By the time I hit my teens, my grandfather gave up trying to figure out what I wanted and just asked me to pick stuff out of the catalog. The videogames scene had entered that post-Atari/pre-Nintendo lull, I’d gotten too old for action figures, and my grandfather was too willfully old school to decipher my interest in comics, music, and role-playing games. (He did express some interest in the latter, because he was a semi-closeted Tolkien freak, but hid it behind leading questions phrased to avoid his ignorance about the subject.) He left the clothes part of the holiday shopping equation to my mother and grandmother, and threw in a few science books or a boardgame to fill out whatever else I’d selected.
Even I wasn’t sure what I really wanted for the Christmas of 1986, but my grandfather insisted I pick something out in time for it to arrive in time.
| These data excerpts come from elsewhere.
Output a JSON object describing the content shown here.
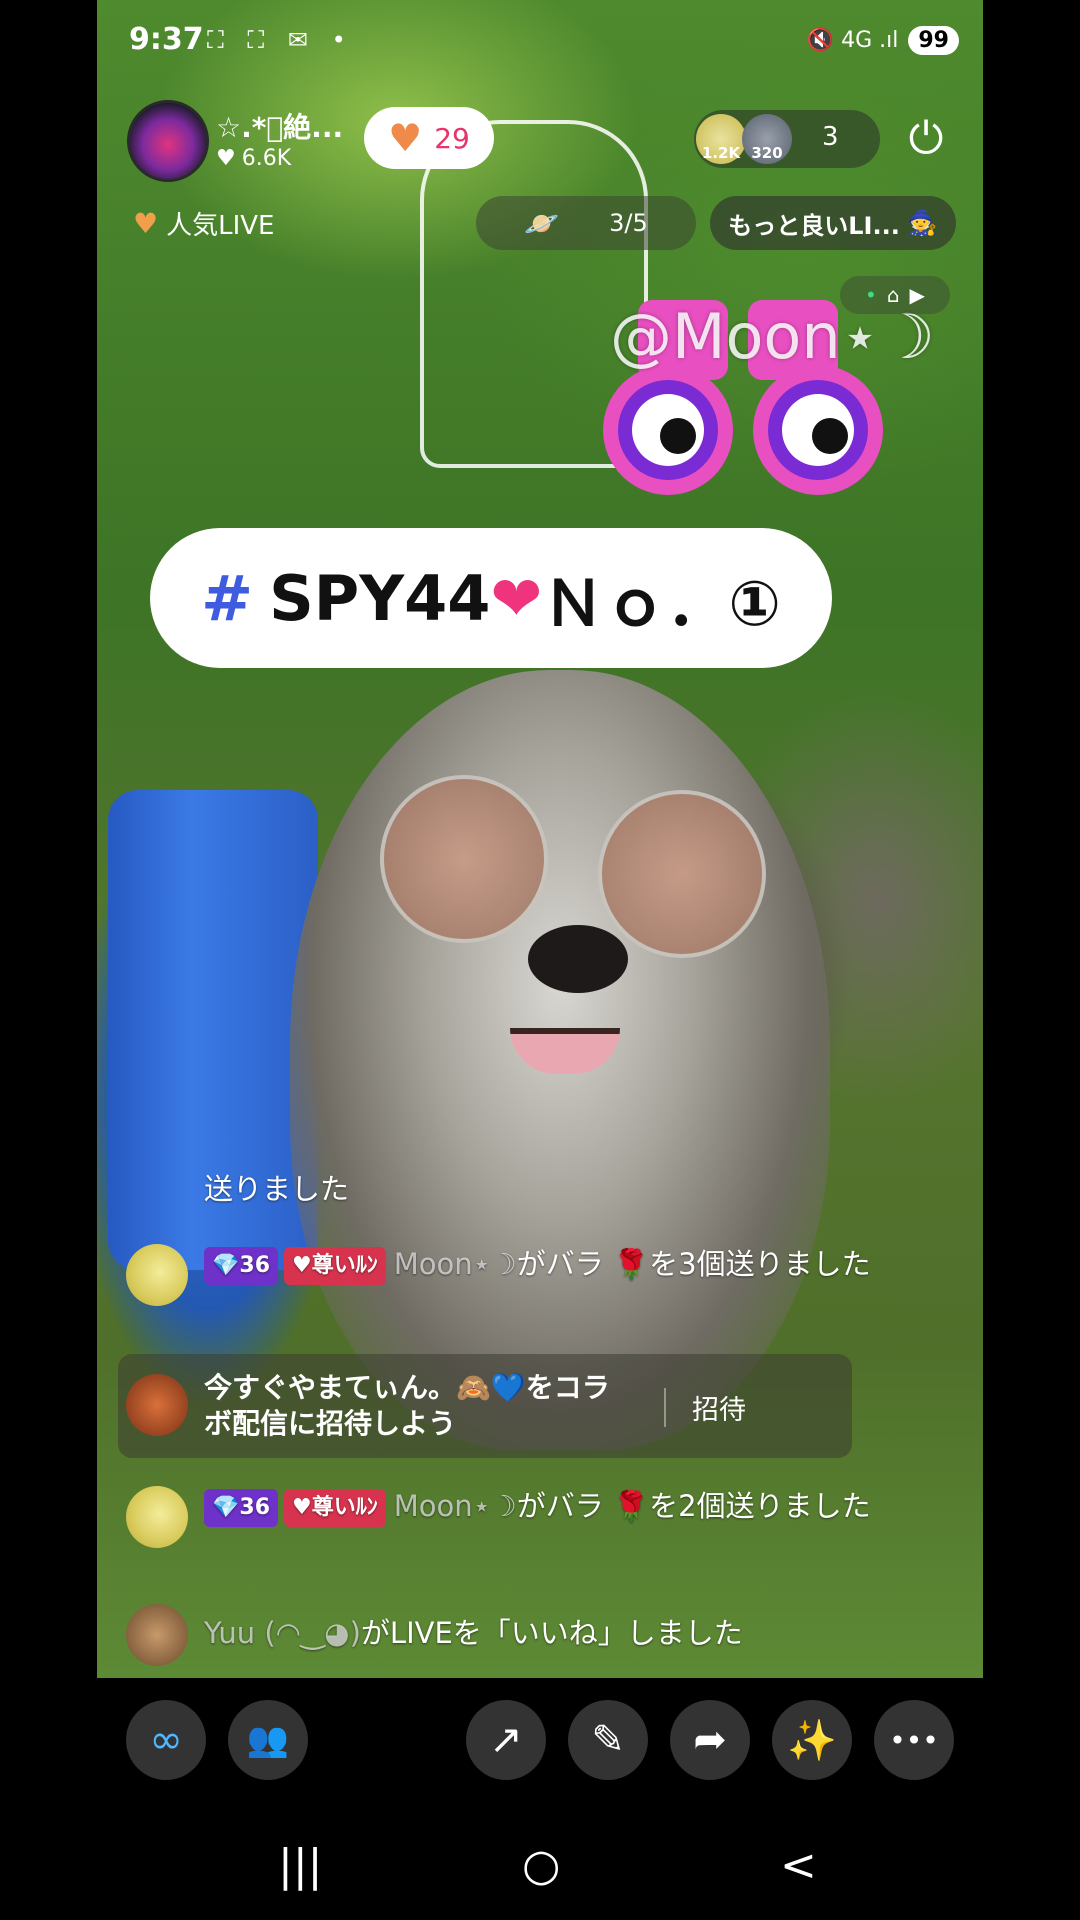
{
  "status_bar": {
    "time": "9:37",
    "left_icons": "⛶ ⛶ ✉ •",
    "signal": "🔇 4G .ıl",
    "battery": "99"
  },
  "host": {
    "name": "☆.*ﾟ絶...",
    "likes": "6.6K"
  },
  "like_pill": {
    "icon": "heart-icon",
    "count": "29"
  },
  "viewers": {
    "avatar1_label": "1.2K",
    "avatar2_label": "320",
    "count": "3"
  },
  "popular_label": "人気LIVE",
  "task_pill": {
    "progress": "3/5"
  },
  "better_pill": {
    "label": "もっと良いLI..."
  },
  "watermark": "@Moon⋆☽",
  "tag_banner": {
    "hash": "#",
    "text_before": "SPY44",
    "heart": "❤",
    "text_after": "Ｎｏ．①"
  },
  "chat": {
    "line0": "送りました",
    "line1": {
      "level": "💎36",
      "fan_badge": "♥尊いﾙﾝ",
      "user": "Moon⋆☽",
      "text_a": "がバラ",
      "rose": "🌹",
      "text_b": "を3個送りました"
    },
    "invite": {
      "text": "今すぐやまてぃん。🙈💙をコラボ配信に招待しよう",
      "button": "招待"
    },
    "line2": {
      "level": "💎36",
      "fan_badge": "♥尊いﾙﾝ",
      "user": "Moon⋆☽",
      "text_a": "がバラ",
      "rose": "🌹",
      "text_b": "を2個送りました"
    },
    "line3": {
      "user": "Yuu (◠‿◕)",
      "text": "がLIVEを「いいね」しました"
    }
  },
  "toolbar": {
    "collab": "∞",
    "guests": "👥",
    "share_post": "↗",
    "comment": "✎",
    "share": "➦",
    "effects": "✨",
    "more": "•••"
  },
  "navbar": {
    "recents": "|||",
    "home": "○",
    "back": "<"
  }
}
After thumbing through the “gifts under X dollars” section a few dozen times, I settled on a trio of items.
The harmonica was the one thing I truly wanted, as my Blues Brothers fandom had hit its peak and unleashed fantasies of walking in Elwood’s musical footsteps.
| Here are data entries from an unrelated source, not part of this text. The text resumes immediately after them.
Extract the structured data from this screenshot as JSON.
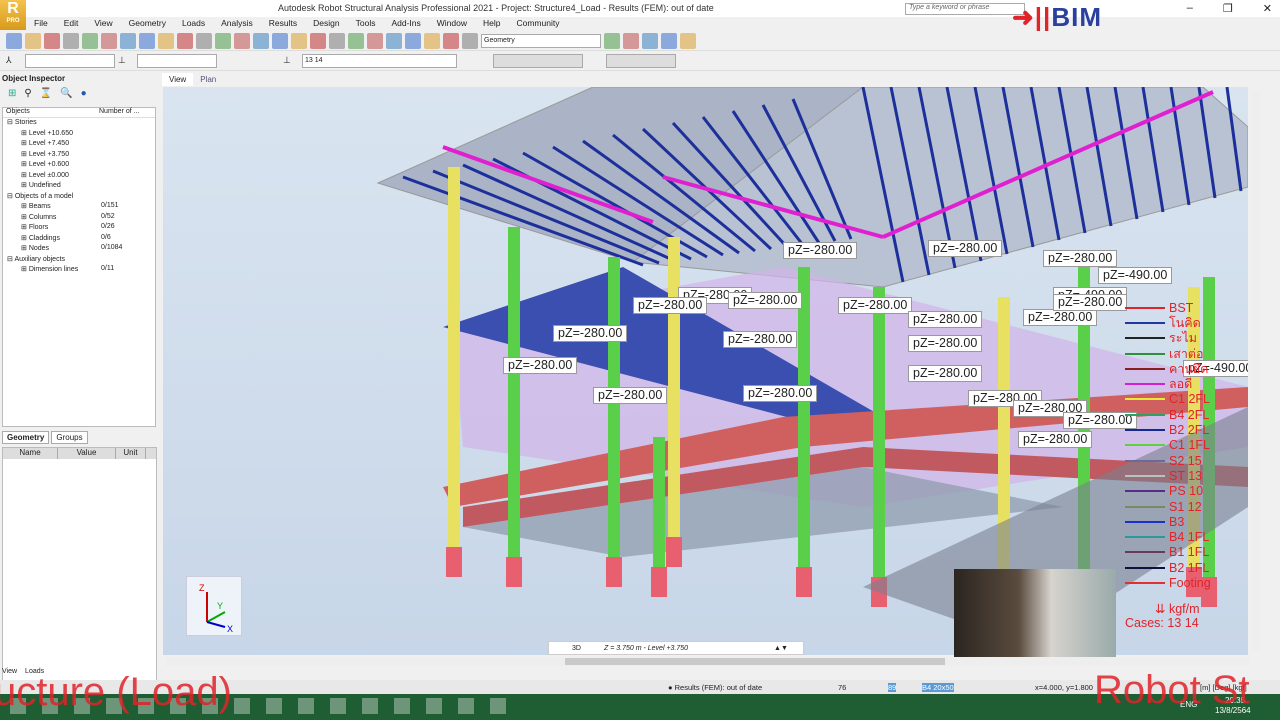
{
  "app": {
    "logo": "R",
    "logo_sub": "PRO",
    "title": "Autodesk Robot Structural Analysis Professional 2021 - Project: Structure4_Load - Results (FEM): out of date",
    "search_placeholder": "Type a keyword or phrase",
    "brand": "BIM"
  },
  "menu": [
    "File",
    "Edit",
    "View",
    "Geometry",
    "Loads",
    "Analysis",
    "Results",
    "Design",
    "Tools",
    "Add-Ins",
    "Window",
    "Help",
    "Community"
  ],
  "toolbar": {
    "layout_combo": "Geometry",
    "cases_combo": "13 14"
  },
  "inspector": {
    "title": "Object Inspector",
    "col_objects": "Objects",
    "col_number": "Number of ...",
    "rows": [
      {
        "label": "Stories",
        "count": ""
      },
      {
        "label": "Level +10.650",
        "count": ""
      },
      {
        "label": "Level +7.450",
        "count": ""
      },
      {
        "label": "Level +3.750",
        "count": ""
      },
      {
        "label": "Level +0.600",
        "count": ""
      },
      {
        "label": "Level ±0.000",
        "count": ""
      },
      {
        "label": "Undefined",
        "count": ""
      },
      {
        "label": "Objects of a model",
        "count": ""
      },
      {
        "label": "Beams",
        "count": "0/151"
      },
      {
        "label": "Columns",
        "count": "0/52"
      },
      {
        "label": "Floors",
        "count": "0/26"
      },
      {
        "label": "Claddings",
        "count": "0/6"
      },
      {
        "label": "Nodes",
        "count": "0/1084"
      },
      {
        "label": "Auxiliary objects",
        "count": ""
      },
      {
        "label": "Dimension lines",
        "count": "0/11"
      }
    ],
    "tabs": [
      "Geometry",
      "Groups"
    ],
    "prop_cols": [
      "Name",
      "Value",
      "Unit"
    ]
  },
  "view_tabs": [
    "View",
    "Plan"
  ],
  "loads": [
    "pZ=-280.00",
    "pZ=-280.00",
    "pZ=-280.00",
    "pZ=-280.00",
    "pZ=-280.00",
    "pZ=-280.00",
    "pZ=-280.00",
    "pZ=-280.00",
    "pZ=-280.00",
    "pZ=-280.00",
    "pZ=-490.00",
    "pZ=-490.00",
    "pZ=-280.00",
    "pZ=-280.00",
    "pZ=-280.00",
    "pZ=-280.00",
    "pZ=-280.00",
    "pZ=-280.00",
    "pZ=-280.00",
    "pZ=-280.00",
    "pZ=-280.00",
    "pZ=-280.00",
    "pZ=-490.00",
    "pZ=-280.00"
  ],
  "legend": {
    "items": [
      {
        "label": "BST",
        "color": "#e0242a"
      },
      {
        "label": "โนคิด",
        "color": "#1d3a9e"
      },
      {
        "label": "ระไม",
        "color": "#222222"
      },
      {
        "label": "เสาต่อ",
        "color": "#2f8f3f"
      },
      {
        "label": "คานยึด",
        "color": "#8b1d1d"
      },
      {
        "label": "ลอดี",
        "color": "#d020d0"
      },
      {
        "label": "C1 2FL",
        "color": "#e8e83a"
      },
      {
        "label": "B4 2FL",
        "color": "#2fa060"
      },
      {
        "label": "B2 2FL",
        "color": "#152a90"
      },
      {
        "label": "C1 1FL",
        "color": "#60d040"
      },
      {
        "label": "S2 15",
        "color": "#6a6a9a"
      },
      {
        "label": "ST 13",
        "color": "#b8c0c0"
      },
      {
        "label": "PS 10",
        "color": "#5a2a8a"
      },
      {
        "label": "S1 12",
        "color": "#7a8a60"
      },
      {
        "label": "B3",
        "color": "#1a30d0"
      },
      {
        "label": "B4 1FL",
        "color": "#2a9a9a"
      },
      {
        "label": "B1 1FL",
        "color": "#6a3a5a"
      },
      {
        "label": "B2 1FL",
        "color": "#101040"
      },
      {
        "label": "Footing",
        "color": "#e03030"
      }
    ],
    "unit": "kgf/m",
    "cases": "Cases: 13 14"
  },
  "view_status": {
    "mode": "3D",
    "level": "Z = 3.750 m - Level +3.750"
  },
  "status": {
    "results": "Results (FEM): out of date",
    "n1": "76",
    "n2": "89",
    "section": "B4 20x50",
    "coords": "x=4.000, y=1.800",
    "units": "[m] [Deg] [kgf]",
    "time": "20:35",
    "date": "13/8/2564",
    "lang": "ENG"
  },
  "bottom_tabs": [
    "View",
    "Loads"
  ],
  "overlay": {
    "left": "ucture (Load)",
    "right": "Robot St"
  }
}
The ukulele seemed like an easy way to pick up the basics of guitar-playing on the cheap — emphasis on “seemed.”
The bongos were another “starter kit” fantasy. Using a pair of cheap sticks I bought at the music shop in the town center, I attempted to play along to my favorite soul “stompers” to get the beats and fills down.
Blame the golden age of music video, which set loose fantasies of superstardom on the impressionable youth of America. Or blame my junior high’s token garage band, which was fronted by a girl I had a massive crush on and whose rendition of “You Give Love a Bad Name” at the holiday talent show made me weak in the knees.
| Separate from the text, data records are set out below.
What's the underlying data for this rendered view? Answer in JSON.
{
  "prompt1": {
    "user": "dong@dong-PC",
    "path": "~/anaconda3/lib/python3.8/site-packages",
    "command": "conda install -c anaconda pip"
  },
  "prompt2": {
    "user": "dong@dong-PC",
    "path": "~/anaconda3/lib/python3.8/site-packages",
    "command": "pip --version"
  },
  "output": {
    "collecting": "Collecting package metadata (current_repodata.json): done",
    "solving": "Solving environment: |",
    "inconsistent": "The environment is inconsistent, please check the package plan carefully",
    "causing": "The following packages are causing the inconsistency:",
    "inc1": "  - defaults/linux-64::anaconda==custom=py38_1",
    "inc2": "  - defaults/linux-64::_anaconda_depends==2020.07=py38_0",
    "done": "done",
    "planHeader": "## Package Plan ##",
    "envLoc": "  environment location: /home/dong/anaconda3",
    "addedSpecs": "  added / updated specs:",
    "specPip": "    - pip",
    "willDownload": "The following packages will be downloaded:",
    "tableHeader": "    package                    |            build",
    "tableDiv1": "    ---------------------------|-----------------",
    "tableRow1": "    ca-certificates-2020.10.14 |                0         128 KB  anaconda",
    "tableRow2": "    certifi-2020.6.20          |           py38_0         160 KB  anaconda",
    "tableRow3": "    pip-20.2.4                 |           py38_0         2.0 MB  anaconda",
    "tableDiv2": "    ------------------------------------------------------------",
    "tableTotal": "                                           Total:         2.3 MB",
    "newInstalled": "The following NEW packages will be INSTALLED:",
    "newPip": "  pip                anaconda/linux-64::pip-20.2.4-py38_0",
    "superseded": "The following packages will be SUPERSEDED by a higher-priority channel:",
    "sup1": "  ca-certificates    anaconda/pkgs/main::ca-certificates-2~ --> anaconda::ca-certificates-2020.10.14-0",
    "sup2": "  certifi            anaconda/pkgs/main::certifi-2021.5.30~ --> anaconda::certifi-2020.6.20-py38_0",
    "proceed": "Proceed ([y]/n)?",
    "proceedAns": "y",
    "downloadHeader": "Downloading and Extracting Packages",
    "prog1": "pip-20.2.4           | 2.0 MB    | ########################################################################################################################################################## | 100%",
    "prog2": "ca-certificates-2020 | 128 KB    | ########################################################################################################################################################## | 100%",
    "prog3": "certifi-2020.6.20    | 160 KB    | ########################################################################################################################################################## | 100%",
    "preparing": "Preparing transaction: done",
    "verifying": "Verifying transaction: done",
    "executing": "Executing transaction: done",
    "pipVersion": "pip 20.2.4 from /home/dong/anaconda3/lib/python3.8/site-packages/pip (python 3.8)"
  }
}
My parents were positively thrilled by the resulting cacophony, but the assault on their eardrums didn’t last past the following February. The trio of cheapjack instruments didn’t teach me how to be a musician, but they did help me realize that I was partially tone deaf.
It’s true. I love and appreciate music, but the the nuances of notation and creation are moon language as far as my brain is concerned. It’s probably by why I gravitate to beat-heavy tunes, and certainly the reason why I drew a blank when trying to learn languages where intonation is crucial and in those elementary school exercises where you’re supposed to punch the air on a word’s emphasized syllable. I can usually discern clear changes in pitch, but the neural wiring for anything more complex simply isn’t there.
The instruments ended up being the last Christmas presents I ever received from my grandfather. He suffered a massive stroke the following summer and lingered in a semi-vegetative state until he passed away in 1989. The holiday wasn’t the same without him, setting into a begrudging round robin of cash gifts and “you pick it out and I’ll wrap it” jobbers.
The ukulele survived until 1992 or so, when my toddler cousin fell on it and turned it into kindling. I lent the bongos out to a skatepunk friend who wanted to form a ska band, and was later informed the drums fell apart after he brought them up from a humid basement.
The harmonica is still around somewhere, though in a very dinged-up and corroded condition. It has also been stored in a Tupperware bin full of lead fantasy miniatures for over thirty years, which gives it serious “heavy metal cred” in the most literal and toxic sense of the term.